Kazemi Iraj, Mahdiyeh Zahra, Mansourian Marjan, Park Jongbae J
Department of Statistics, College of Science, University of Isfahan, Iran.
Biom J. 2013 Jul;55(4):495-508. doi: 10.1002/bimj.201100208. Epub 2013 Apr 23.
Classical multivariate mixed models that acknowledge the correlation of patients through the incorporation of normal error terms are widely used in cohort studies. Violation of the normality assumption can make the statistical inference vague. In this paper, we propose a Bayesian parametric approach by relaxing this assumption and substituting some flexible distributions in fitting multivariate mixed models. This strategy allows for the skewness and the heavy tails of error-term distributions and thus makes inferences robust to the violation.
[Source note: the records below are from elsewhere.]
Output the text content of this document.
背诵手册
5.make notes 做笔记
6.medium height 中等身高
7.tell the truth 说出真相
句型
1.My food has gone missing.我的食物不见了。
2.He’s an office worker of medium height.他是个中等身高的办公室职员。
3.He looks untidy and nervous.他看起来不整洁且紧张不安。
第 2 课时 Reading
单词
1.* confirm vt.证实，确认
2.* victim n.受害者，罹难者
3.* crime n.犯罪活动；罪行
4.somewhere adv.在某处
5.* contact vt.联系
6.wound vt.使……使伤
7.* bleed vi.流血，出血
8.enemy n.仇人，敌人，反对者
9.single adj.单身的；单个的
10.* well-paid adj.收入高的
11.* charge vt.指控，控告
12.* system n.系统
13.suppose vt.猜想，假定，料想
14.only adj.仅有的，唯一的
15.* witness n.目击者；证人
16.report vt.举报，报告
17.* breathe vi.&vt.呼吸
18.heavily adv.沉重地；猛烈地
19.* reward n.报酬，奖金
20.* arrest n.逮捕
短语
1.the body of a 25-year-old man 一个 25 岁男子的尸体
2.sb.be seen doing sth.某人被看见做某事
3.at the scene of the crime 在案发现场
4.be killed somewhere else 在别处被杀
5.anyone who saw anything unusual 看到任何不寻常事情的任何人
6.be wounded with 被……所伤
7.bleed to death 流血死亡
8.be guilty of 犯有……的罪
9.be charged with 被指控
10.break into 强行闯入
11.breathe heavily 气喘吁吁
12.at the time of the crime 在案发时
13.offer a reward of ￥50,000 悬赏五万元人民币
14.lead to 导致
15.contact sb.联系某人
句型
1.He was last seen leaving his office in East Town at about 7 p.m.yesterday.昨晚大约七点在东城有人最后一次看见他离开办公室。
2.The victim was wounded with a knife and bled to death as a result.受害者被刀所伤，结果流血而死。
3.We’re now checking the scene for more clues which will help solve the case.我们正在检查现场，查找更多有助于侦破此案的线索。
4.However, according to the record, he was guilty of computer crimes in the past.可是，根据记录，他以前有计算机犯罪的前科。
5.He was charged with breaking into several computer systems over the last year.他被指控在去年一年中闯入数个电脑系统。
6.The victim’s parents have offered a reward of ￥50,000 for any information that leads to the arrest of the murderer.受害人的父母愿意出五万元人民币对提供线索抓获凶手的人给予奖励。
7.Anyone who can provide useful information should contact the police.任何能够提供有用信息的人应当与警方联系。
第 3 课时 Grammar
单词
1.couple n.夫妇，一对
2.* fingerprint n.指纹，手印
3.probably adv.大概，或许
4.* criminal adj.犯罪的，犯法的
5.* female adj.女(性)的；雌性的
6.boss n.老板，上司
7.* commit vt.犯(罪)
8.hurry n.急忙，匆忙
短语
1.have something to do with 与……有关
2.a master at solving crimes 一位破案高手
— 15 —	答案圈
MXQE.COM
This approach uses flexible skew-elliptical distributions, including skewed, fat, or thin-tailed distributions, and imposes the normal model as a special case. We use real data obtained from a prospective cohort study on the low back pain to illustrate the usefulness of our proposed approach.
通过纳入正态误差项来承认患者相关性的经典多元混合模型在队列研究中被广泛使用。违反正态性假设会使统计推断变得模糊。在本文中,我们通过放宽这一假设并在拟合多元混合模型时代入一些灵活的分布,提出了一种贝叶斯参数方法。这种策略考虑了误差项分布的偏度和厚尾性,从而使推断对违反假设具有稳健性。该方法使用灵活的偏态椭圆分布,包括偏态、厚尾或薄尾分布,并将正态模型作为一种特殊情况。我们使用从一项关于腰痛的前瞻性队列研究中获得的真实数据来说明我们提出的方法的实用性。